As Superstorm Sandy raged northward, nursing homes in Zone A, all filled with their patients, were devastated by flooding, power loss, and lack of heat. Backup generators in these facilities were shorted out and patients were left in cold, wet, damaged and darkened rooms. 305 patients in the Sea Crest Facility were among those trapped in the nightmarish conditions.
A rescue operation involving the National Guard, Fire Department, and all available ambulance crews was put into motion three days after the storm struck to evacuate thousands of patients living in Zone A. The delayed action invited more chaos. Patients were shifted to overcrowded shelters, some as far away as Albany, and many without proper medical care.
The Times quoted surgeon Dr. Joesphine Tsai who stationed at one of the emergency shelters, “Patients were saying, ‘I take a red pill,’ ‘I take a green pill. You didn’t know who was diabetic, who had a heart condition; it was dangerously chaotic.”

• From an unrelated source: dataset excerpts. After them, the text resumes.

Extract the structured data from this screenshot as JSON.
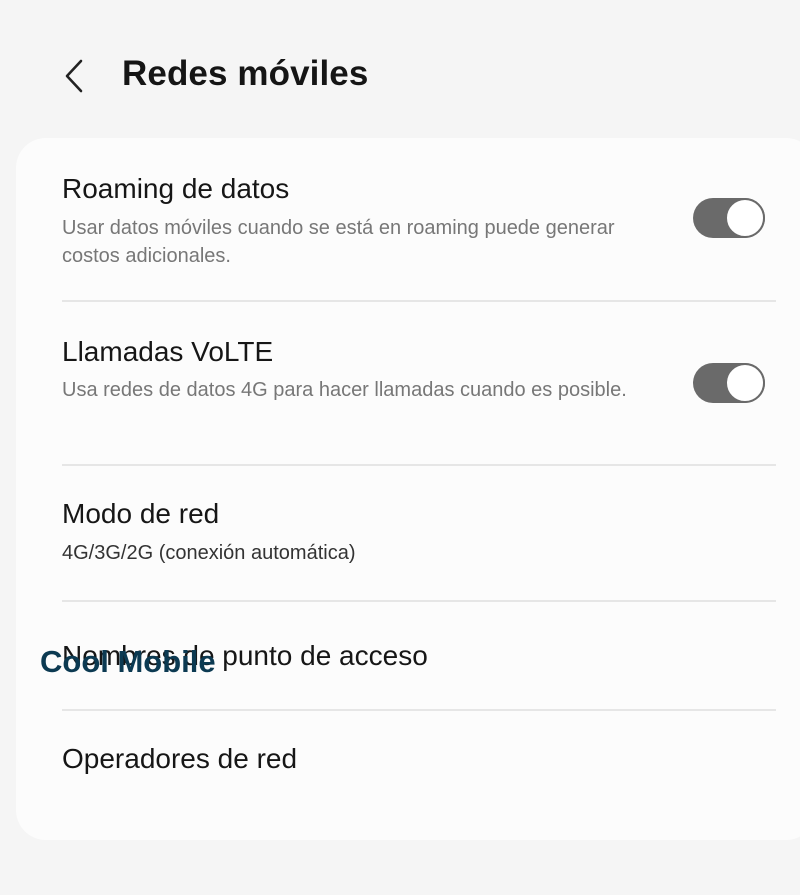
{
  "header": {
    "title": "Redes móviles",
    "back_icon": "chevron-left-icon"
  },
  "settings": {
    "roaming": {
      "title": "Roaming de datos",
      "subtitle": "Usar datos móviles cuando se está en roaming puede generar costos adicionales.",
      "enabled": true
    },
    "volte": {
      "title": "Llamadas VoLTE",
      "subtitle": "Usa redes de datos 4G para hacer llamadas cuando es posible.",
      "enabled": true
    },
    "network_mode": {
      "title": "Modo de red",
      "value": "4G/3G/2G (conexión automática)"
    },
    "apn": {
      "title": "Nombres de punto de acceso"
    },
    "operators": {
      "title": "Operadores de red"
    }
  },
  "brand": {
    "label": "Cool Mobile",
    "color": "#0c3a52"
  },
  "colors": {
    "background": "#f5f5f5",
    "card": "#fcfcfc",
    "toggle_on": "#6a6a6a"
  }
}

Refusing to accept full blame for the calamity that ensued, city officials attempted to pass the buck to the facilitators of the nursing homes by claiming that the Mayor issued a recommendation and not an order to stay put. Nursing home administrators decided not to evacuate, interpreting the Mayor’s advice as sound.

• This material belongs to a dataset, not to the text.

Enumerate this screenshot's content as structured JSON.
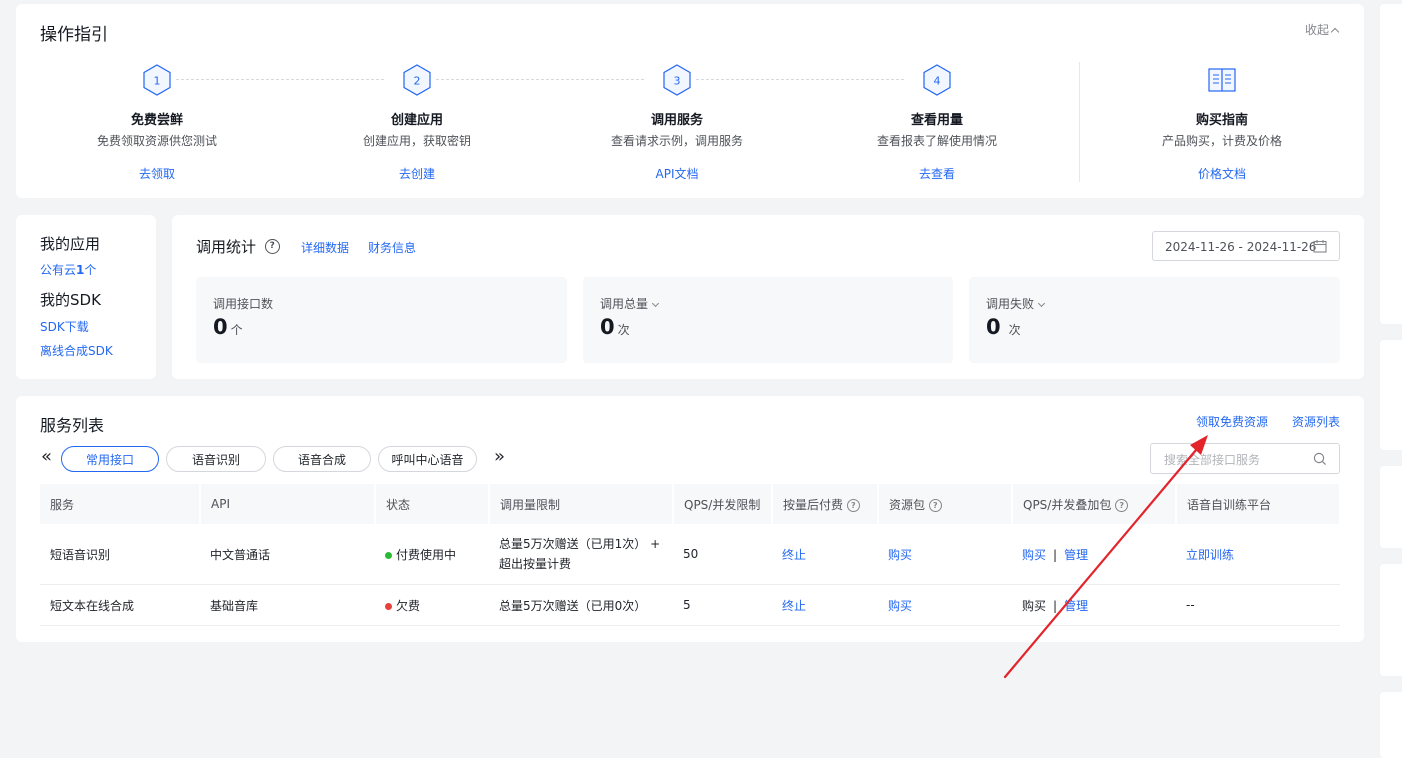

With the disaster that followed, assigning blame is not as important as preventing a repeat of a similar scenario should another storm come crashing into the city. Prevention will require better planning and the notion of not taking any chances. Alan M. Levine, senior vice president of Health Management Associates, and an official who has managed responses to many hurricanes summed it up, “When you are talking about frail elderly or persons with disabilities, in my experience, you don’t take chances. If they are in a mandatory evacuation zone, you evacuate.”